Scott Emmons

エモンズ・スコット

Center for Human-Compatible AI, UC Berkeley

Scott Emmons is a PhD student in the Department of Electrical Engineering and Computer Sciences at the University of California, Berkeley. Advised by Stuart Russell, he works with the Center for Human-Compatible AI to help ensure that increasingly powerful artificial intelligence systems are robustly beneficial. He previously cofounded far.ai, a 501(c)3 research nonprofit that incubates and accelerates beneficial AI research agendas.

Challenges with Partial Observability of Human Evaluators in Reward Learning

Friday, April 5th, 14:00–14:30

Past analyses of reinforcement learning from human feedback (RLHF) assume that the human fully observes the environment. What happens when human feedback is based only on partial observations? We formally define two failure cases: deception and overjustification. Modeling the human as Boltzmann-rational w.r.t. a belief over trajectories, we prove conditions under which RLHF is guaranteed to cause deception (in particular, deceptive inflating), overjustification, or both.
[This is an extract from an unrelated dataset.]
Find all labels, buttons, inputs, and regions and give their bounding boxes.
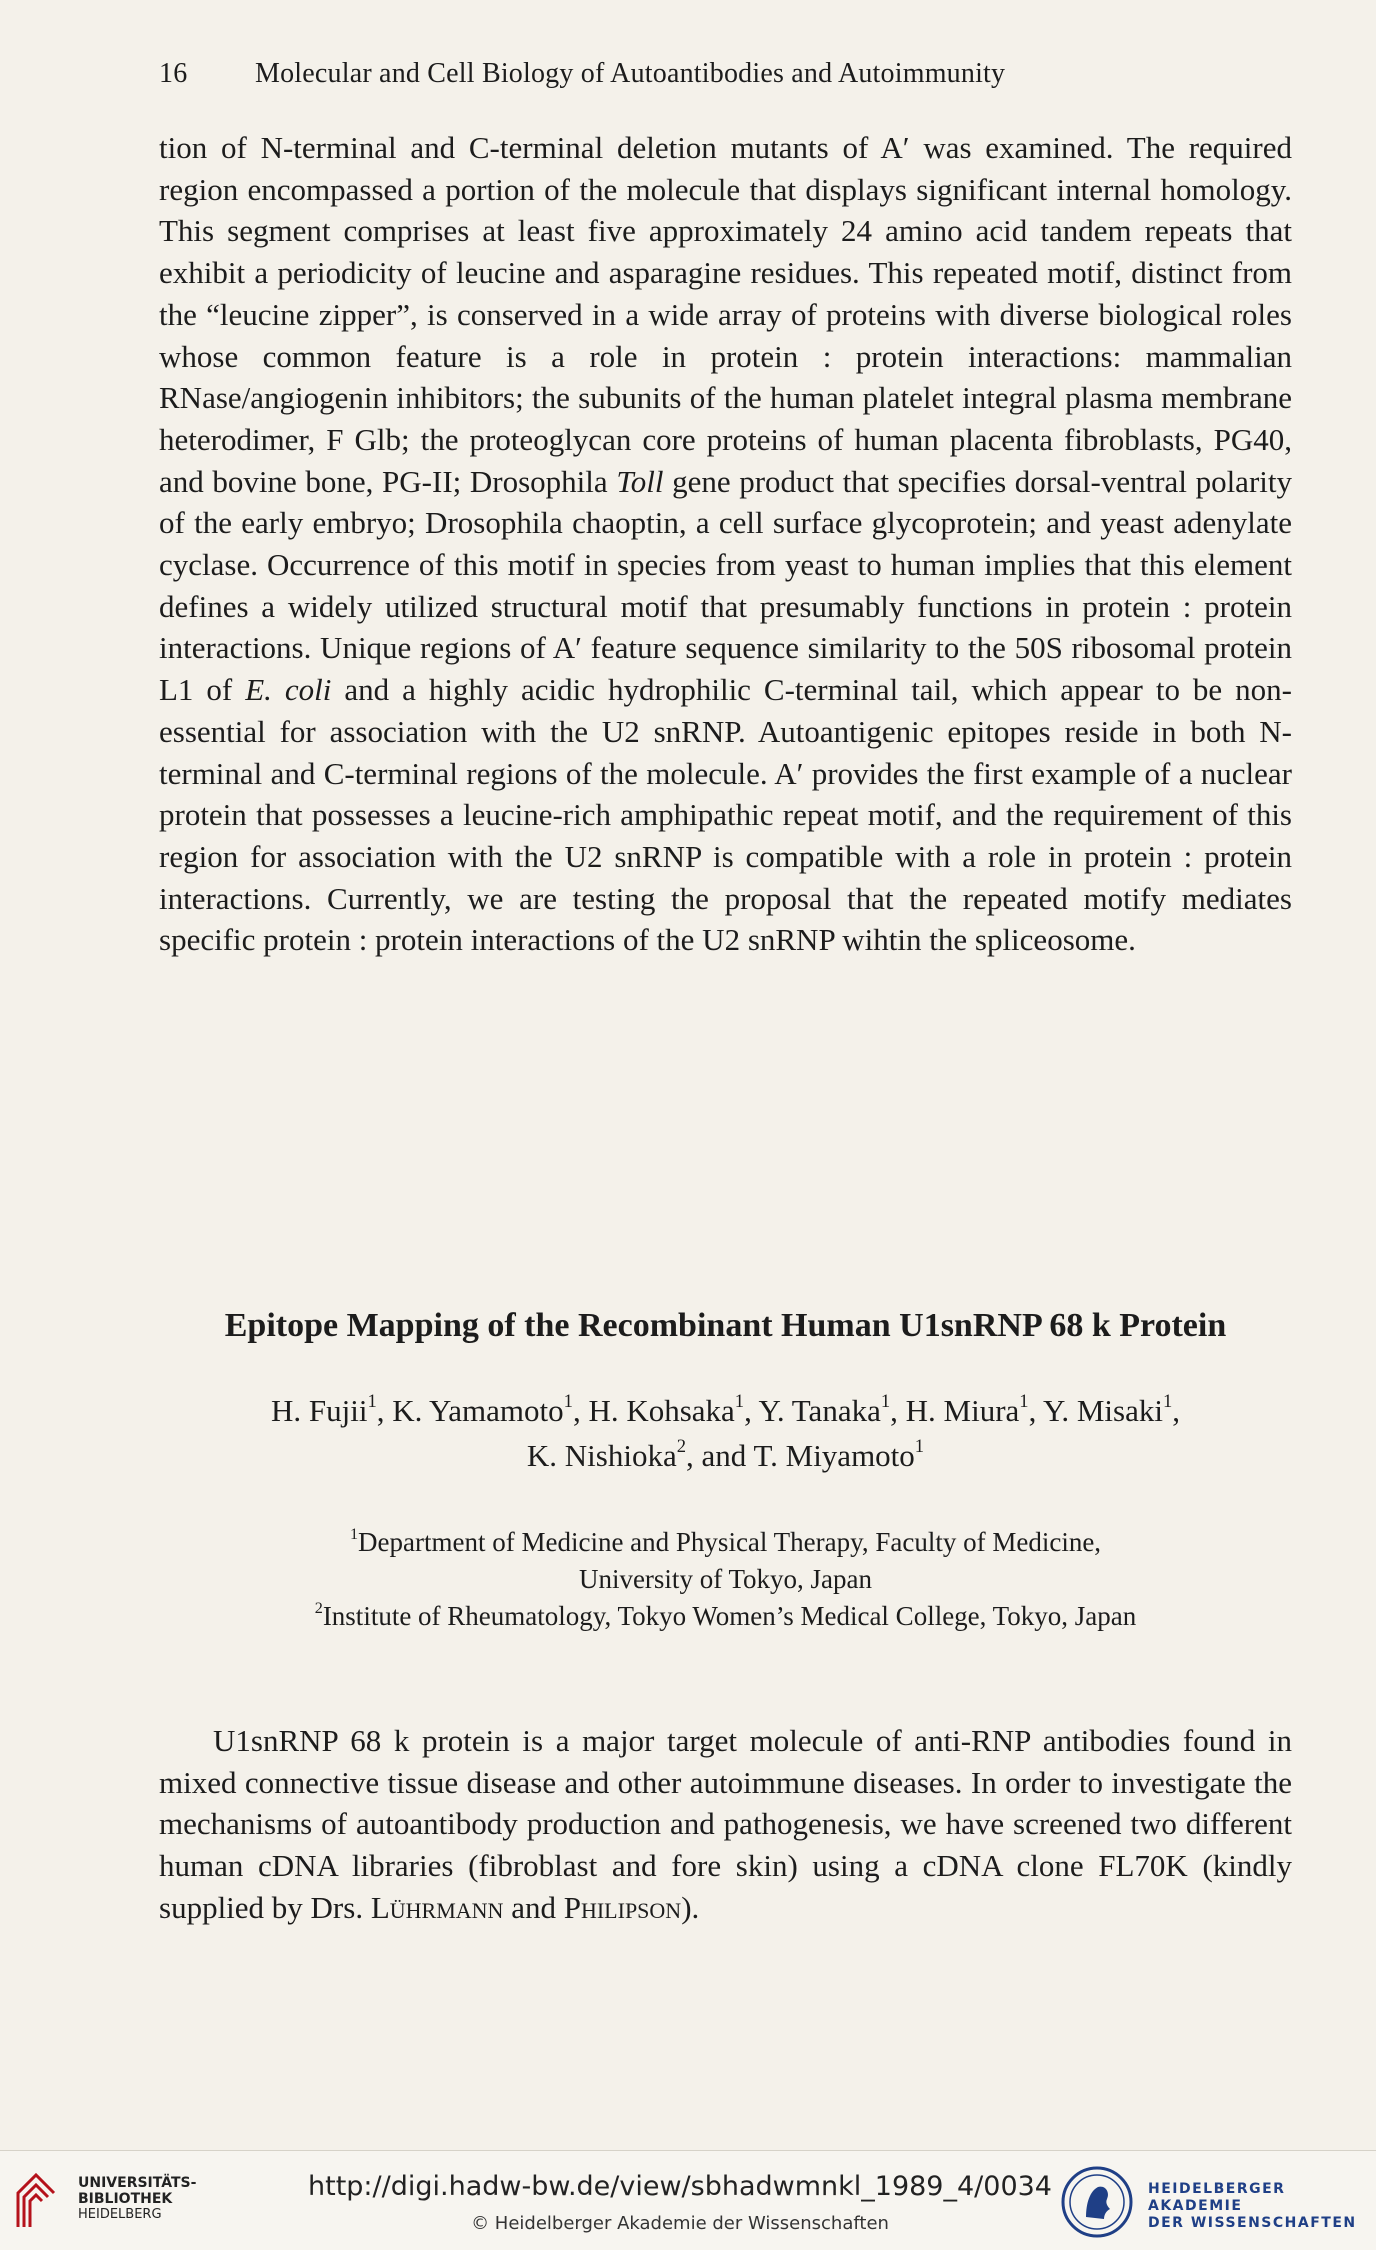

To help address these issues, we mathematically characterize how partial observability of the environment translates into (lack of) ambiguity in the learned return function. In some cases, accounting for partial observability makes it theoretically possible to recover the return function, while in other cases, there is irreducible ambiguity. We caution against blindly applying RLHF in partially observable settings and advocate for future research to tackle these challenges.